Fossils also offer a glimpse of this transformation. In 2008, Matt Friedman, now director of the Museum of Paleontology at the University of Michigan, discovered that fossils of two early species of flatfish had eyes on both sides of their heads. But one of the eyes was close to the top of the skull. The fossils documented exactly the kind of transitional form that Darwin predicted – and that Mivart claimed was impossible.
To understand how flatfish eyes changed so dramatically, some biologists are looking at how flatfish eggs hatch and develop into adult fish. The larvae initially look like normal fish. Only when they metamorphose into adults does one eye migrate to the opposite side of the head. The fish then settle on the seabed and wait for prey.
Hormones from the thyroid gland ensure that larvae undergo this metamorphosis. The hormones switch on genes in the flatfish skull, causing it to change shape, pushing one eye into a new position. Within the eye itself, other genes stimulate the growth of neurons so they can stay connected to the brain as it travels to a new place.

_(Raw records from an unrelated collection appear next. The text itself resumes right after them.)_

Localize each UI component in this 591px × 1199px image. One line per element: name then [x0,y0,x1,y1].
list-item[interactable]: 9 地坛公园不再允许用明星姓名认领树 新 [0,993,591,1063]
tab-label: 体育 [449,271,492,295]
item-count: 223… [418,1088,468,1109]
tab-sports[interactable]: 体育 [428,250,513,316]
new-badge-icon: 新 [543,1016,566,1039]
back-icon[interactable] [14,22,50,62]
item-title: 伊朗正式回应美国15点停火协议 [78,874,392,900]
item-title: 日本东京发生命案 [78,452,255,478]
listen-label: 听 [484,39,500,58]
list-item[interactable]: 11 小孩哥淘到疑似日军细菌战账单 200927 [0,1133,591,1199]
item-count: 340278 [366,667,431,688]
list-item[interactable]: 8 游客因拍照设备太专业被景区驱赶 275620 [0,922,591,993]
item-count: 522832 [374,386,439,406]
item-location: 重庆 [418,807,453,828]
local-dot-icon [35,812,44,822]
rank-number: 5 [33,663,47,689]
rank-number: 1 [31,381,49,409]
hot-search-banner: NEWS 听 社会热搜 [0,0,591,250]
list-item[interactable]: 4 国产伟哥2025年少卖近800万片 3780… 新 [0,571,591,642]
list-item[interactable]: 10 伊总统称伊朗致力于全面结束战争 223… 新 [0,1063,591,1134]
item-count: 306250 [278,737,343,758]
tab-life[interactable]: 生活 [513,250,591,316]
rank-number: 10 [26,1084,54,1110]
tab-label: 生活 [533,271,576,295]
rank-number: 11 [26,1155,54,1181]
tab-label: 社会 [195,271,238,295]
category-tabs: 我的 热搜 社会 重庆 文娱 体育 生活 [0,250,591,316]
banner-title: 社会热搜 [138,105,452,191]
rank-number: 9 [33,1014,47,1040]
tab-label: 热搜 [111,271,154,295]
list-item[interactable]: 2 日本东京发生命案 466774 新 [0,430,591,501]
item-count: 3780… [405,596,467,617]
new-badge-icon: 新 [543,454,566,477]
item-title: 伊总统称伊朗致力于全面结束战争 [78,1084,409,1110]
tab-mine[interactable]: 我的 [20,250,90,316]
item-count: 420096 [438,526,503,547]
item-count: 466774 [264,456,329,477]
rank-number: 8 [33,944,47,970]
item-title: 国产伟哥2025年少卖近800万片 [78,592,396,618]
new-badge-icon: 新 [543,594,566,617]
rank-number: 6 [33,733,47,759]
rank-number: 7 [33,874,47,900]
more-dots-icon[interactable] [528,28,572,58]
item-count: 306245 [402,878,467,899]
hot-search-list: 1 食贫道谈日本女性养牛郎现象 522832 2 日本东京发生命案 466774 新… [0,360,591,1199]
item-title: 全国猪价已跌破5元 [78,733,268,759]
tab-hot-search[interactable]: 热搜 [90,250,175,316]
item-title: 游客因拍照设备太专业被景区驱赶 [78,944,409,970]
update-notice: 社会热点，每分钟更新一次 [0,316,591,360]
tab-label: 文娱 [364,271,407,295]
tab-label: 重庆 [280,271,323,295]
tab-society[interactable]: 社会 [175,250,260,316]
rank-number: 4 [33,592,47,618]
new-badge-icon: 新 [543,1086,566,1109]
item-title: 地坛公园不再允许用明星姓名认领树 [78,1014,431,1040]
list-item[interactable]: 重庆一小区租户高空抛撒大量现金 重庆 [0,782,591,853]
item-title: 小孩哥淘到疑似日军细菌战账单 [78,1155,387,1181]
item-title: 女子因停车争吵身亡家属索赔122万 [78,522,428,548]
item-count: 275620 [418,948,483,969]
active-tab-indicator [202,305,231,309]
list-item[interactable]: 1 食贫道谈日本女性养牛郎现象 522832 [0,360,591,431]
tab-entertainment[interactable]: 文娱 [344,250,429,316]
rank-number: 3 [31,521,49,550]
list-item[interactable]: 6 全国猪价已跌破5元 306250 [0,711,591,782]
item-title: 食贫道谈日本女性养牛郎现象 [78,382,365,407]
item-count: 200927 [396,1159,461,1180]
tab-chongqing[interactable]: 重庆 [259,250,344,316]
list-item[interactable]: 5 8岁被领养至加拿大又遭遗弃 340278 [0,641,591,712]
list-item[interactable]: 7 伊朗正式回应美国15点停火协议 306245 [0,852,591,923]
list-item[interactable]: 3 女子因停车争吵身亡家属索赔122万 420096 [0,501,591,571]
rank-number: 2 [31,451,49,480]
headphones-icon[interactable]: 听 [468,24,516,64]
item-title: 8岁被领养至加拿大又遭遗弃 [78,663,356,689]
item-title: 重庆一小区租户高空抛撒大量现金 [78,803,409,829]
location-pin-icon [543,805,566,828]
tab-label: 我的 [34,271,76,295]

The new discoveries of flatfish have provided some answers to questions about their evolution – and sparked new debates. In 2021, a team of researchers in China created a new evolutionary tree of flatfish by looking at 1,700 DNA segments in 13 species of flatfish and their relatives. The researchers concluded that the body of flatfish has evolved twice. One of these transitions gave rise to a group of flatfish species living in tropical oceans known as spiny turbots, and the other transition gave rise to all other flatfish, including flounder.
Dr. Friedman was skeptical. All flatfish share many of the same extreme changes in their anatomy, made possible by dramatic changes in their larvae. Dr. Friedman found it hard to believe that ordinary fish would grow twice the bizarre flatfish body. “I’m pretty sure that innovation evolved at some point,” he said.
Because flatfish evolved so quickly after the asteroid hit 66 million years ago, their evolutionary tree was difficult to reconstruct. Dr. Friedman tried this together with Dr. Betancur-R to do. and Emanuell Duarte-Ribeiro, an evolutionary biologist at the University of Basel in Switzerland. They focused on certain DNA segments that they predicted would provide a more accurate picture. They also expanded their analysis to compare more than 400 species of flatfish and their relatives.
Last month, the researchers reported that their new analysis pointed to only one origin of flatfish. “We’re happy to find the sole origin because it’s the simpler explanation,” said Dr. Duarte Ribeiro. “There are so many genes that may be involved in this transition that it is quite unlikely that this happened twice.”
The Chinese researchers published a response supporting their results. Three members of the team did not respond to emails seeking comment.
Dr. Betancur-R. and his colleagues are now collecting more data from flatfish DNA to see if their finding of a single origin holds up. “That’s what I think would happen,” he said. “But that’s difficult to say, because these are difficult problems.”